Power to change, modify, destroy is referred to as reserved power of state. Barnett v. D. O. Martin Co., 191 Ga. 11, 11 S. E. 2d 210 (1940).
Sovereign power never committed to court, but vested in state itself.—The sovereign power to alter, modify, or repeal charters is vested in the state itself, and has never been committed to the superior court. Barnett v. D. O. Martin Co., 191 Ga. 11, 11 S. E. 2d 210 (1940).
Corporation of this state cannot be dissolved by act of Congress. Holland v. Heyman & Bro., 60 Ga. 174 (1878).
Where power reserved, corporations may be authorized to merge or consolidate.—Where the reserved power existed at the time of their creation, the General Assembly may authorize preexisting corporations to merge or consolidate upon the affirmative vote of less than all of the stockholders. Barnett v. D. O. Martin Co., 191 Ga. 11, 11 S. E. 2d 210 (1940).
Section is broader than former Code 1910, § 2239, which pertains to withdrawal of franchise. Central R. R. & Banking Co. v. State, 54 Ga. 401 (1875), rev’d on other grounds, 92 U. S. 665, 23 L. Ed. 757 (1876).
State has right to withdraw any privilege which is part of corporation’s franchise. Railroad Co. v. Georgia, 98 U. S. 359, 25 L. Ed. 185 (1878).
Right to withdraw franchise must authorize a withdrawal of every or any right or privilege which is a part of the franchise, especially in view of this statutory provision that private corporations are subject to be changed, modified, or destroyed at the will of their creator. Barnett v. D. O. Martin Co., 191 Ga. 11, 11 S. E. 2d 210 (1940).
Corporation’s power differs from state’s power.—There is a substantial difference between a corporation’s attempting to reserve right to impair vested rights of its shareholders through altering or amending its internal structure and retention by state of power to modify or withdraw charters granted to corporations created by the state. Baugh v. Citizens & S. Nat’l Bank, 248 Ga. 180, 281 S. E. 2d 531 (1981).

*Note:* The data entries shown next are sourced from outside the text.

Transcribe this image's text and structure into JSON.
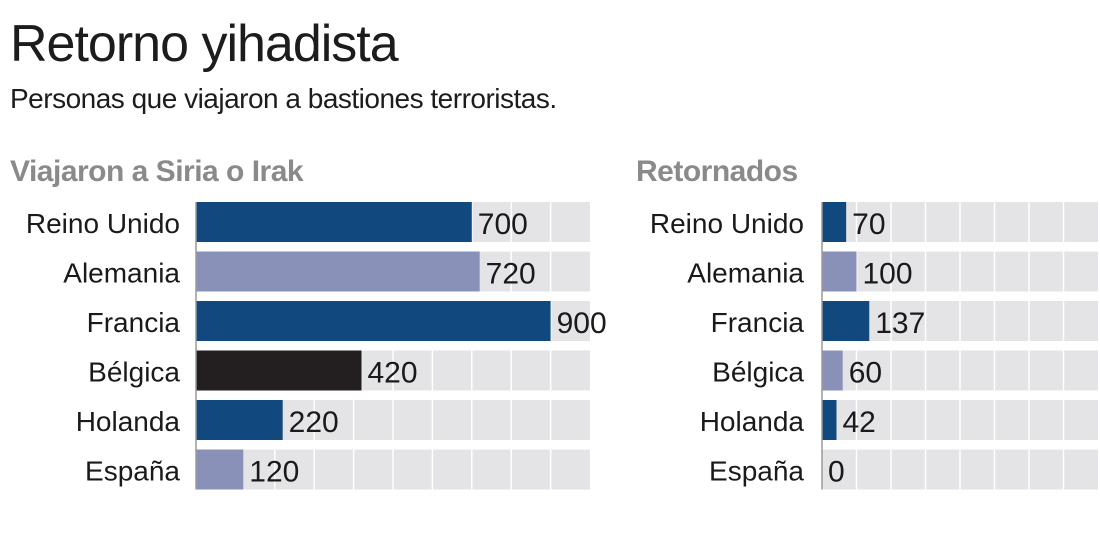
{
  "title": "Retorno yihadista",
  "subtitle": "Personas que viajaron a bastiones terroristas.",
  "colors": {
    "dark_blue": "#11497f",
    "light_blue": "#8a91b8",
    "black": "#231f20",
    "track": "#e4e4e6"
  },
  "chart_data": [
    {
      "type": "bar",
      "orientation": "horizontal",
      "title": "Viajaron a Siria o Irak",
      "categories": [
        "Reino Unido",
        "Alemania",
        "Francia",
        "Bélgica",
        "Holanda",
        "España"
      ],
      "values": [
        700,
        720,
        900,
        420,
        220,
        120
      ],
      "value_labels": [
        "700",
        "720",
        "900",
        "420",
        "220",
        "120"
      ],
      "bar_colors": [
        "#11497f",
        "#8a91b8",
        "#11497f",
        "#231f20",
        "#11497f",
        "#8a91b8"
      ],
      "xlim": [
        0,
        1000
      ],
      "grid": true
    },
    {
      "type": "bar",
      "orientation": "horizontal",
      "title": "Retornados",
      "categories": [
        "Reino Unido",
        "Alemania",
        "Francia",
        "Bélgica",
        "Holanda",
        "España"
      ],
      "values": [
        70,
        100,
        137,
        60,
        42,
        0
      ],
      "value_labels": [
        "70",
        "100",
        "137",
        "60",
        "42",
        "0"
      ],
      "bar_colors": [
        "#11497f",
        "#8a91b8",
        "#11497f",
        "#8a91b8",
        "#11497f",
        "#8a91b8"
      ],
      "xlim": [
        0,
        800
      ],
      "grid": true
    }
  ]
}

Under this section, railroad corporation may be confined to particular route on certain prescribed conditions, as to a portion of a line through a given county. Macon & B. R. R. v. Gibson, 85 Ga. 1, 11 S. E. 442, 21 Am. St. R. 135 (1890).

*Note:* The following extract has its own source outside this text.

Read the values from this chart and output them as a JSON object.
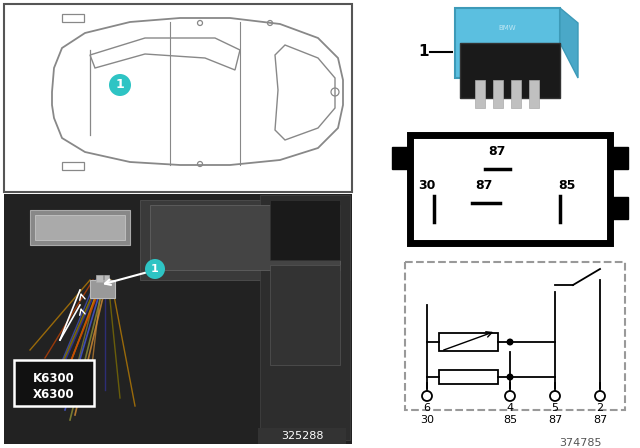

Cited in Georgia Power Co. v. City of Decatur, 181 Ga. 187, 182 S. E. 32 (1935).
RESEARCH REFERENCES
Am. Jur. 2d.—18 Am. Jur. 2d, Corporations, §§ 65 et seq.
C. J. S.—18 C. J. S., Corporations, § 8.
ALR.—Diversity of citizenship, for purposes of federal jurisdiction, in stockholders’ derivative action, 68 A. L. R. 2d 824.

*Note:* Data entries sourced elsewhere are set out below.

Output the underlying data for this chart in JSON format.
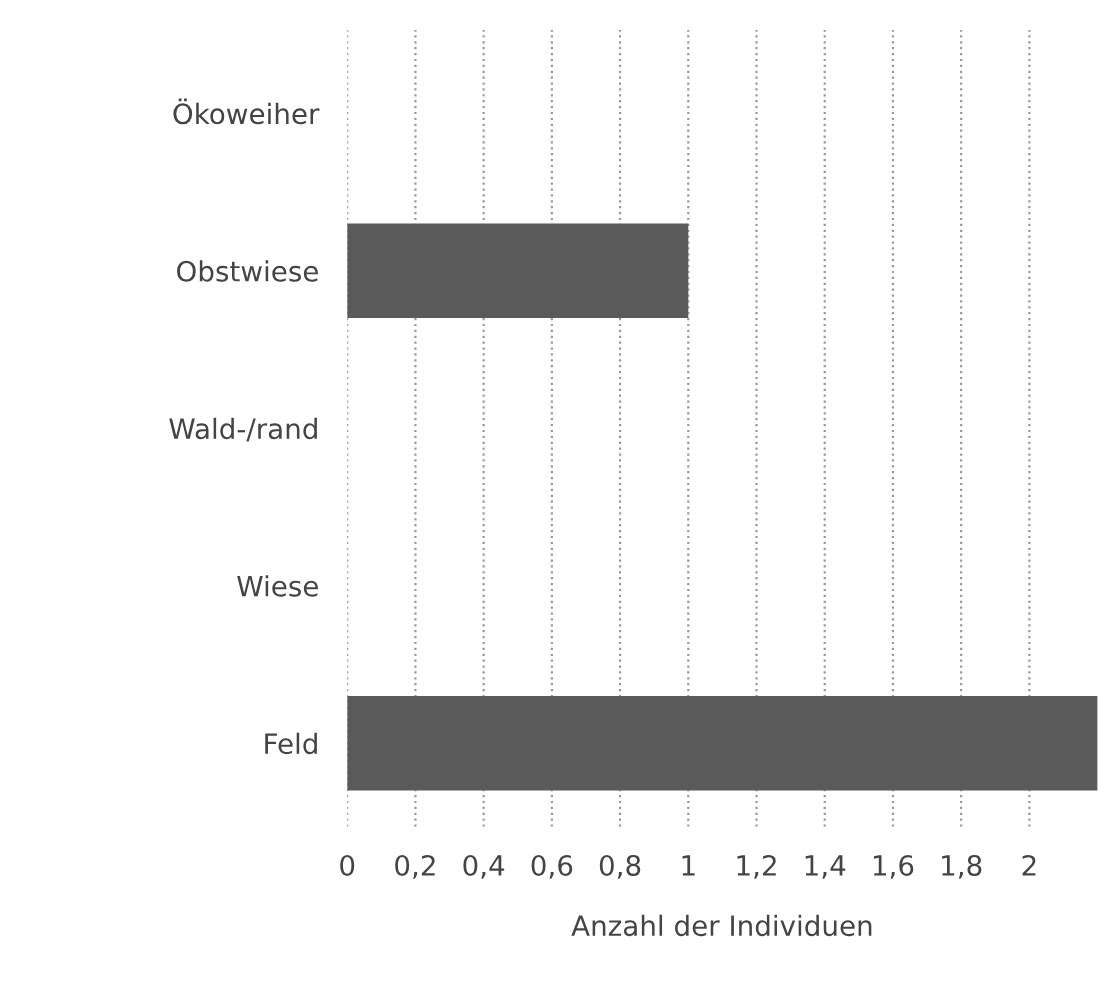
{
  "chart_data": {
    "type": "bar",
    "orientation": "horizontal",
    "xlabel": "Anzahl der Individuen",
    "categories": [
      "Ökoweiher",
      "Obstwiese",
      "Wald-/rand",
      "Wiese",
      "Feld"
    ],
    "values": [
      0,
      1,
      0,
      0,
      2.2
    ],
    "color": "#5a5a5a",
    "xlim": [
      0,
      2.2
    ],
    "xticks": [
      {
        "value": 0,
        "label": "0"
      },
      {
        "value": 0.2,
        "label": "0,2"
      },
      {
        "value": 0.4,
        "label": "0,4"
      },
      {
        "value": 0.6,
        "label": "0,6"
      },
      {
        "value": 0.8,
        "label": "0,8"
      },
      {
        "value": 1,
        "label": "1"
      },
      {
        "value": 1.2,
        "label": "1,2"
      },
      {
        "value": 1.4,
        "label": "1,4"
      },
      {
        "value": 1.6,
        "label": "1,6"
      },
      {
        "value": 1.8,
        "label": "1,8"
      },
      {
        "value": 2,
        "label": "2"
      }
    ],
    "grid": "x"
  }
}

Right of member, officer, agent, or director of private corporation or unincorporated association to assert personal privilege against self-incrimination with respect to production of corporate books or records, 52 A. L. R. 3d 636; 87 A. L. R. Fed. 177.
Availability of sole shareholder’s Fifth Amendment privilege against self-incrimination to resist production of corporation's books and records—modern status, 87 A. L. R. Fed. 177.
Punitive damages in actions for violations of Title VII of the Civil Rights Act of 1964 (42 USCA § 1981a; 42 USCA § 2000e et seq.), 150 A. L. R. Fed. 601.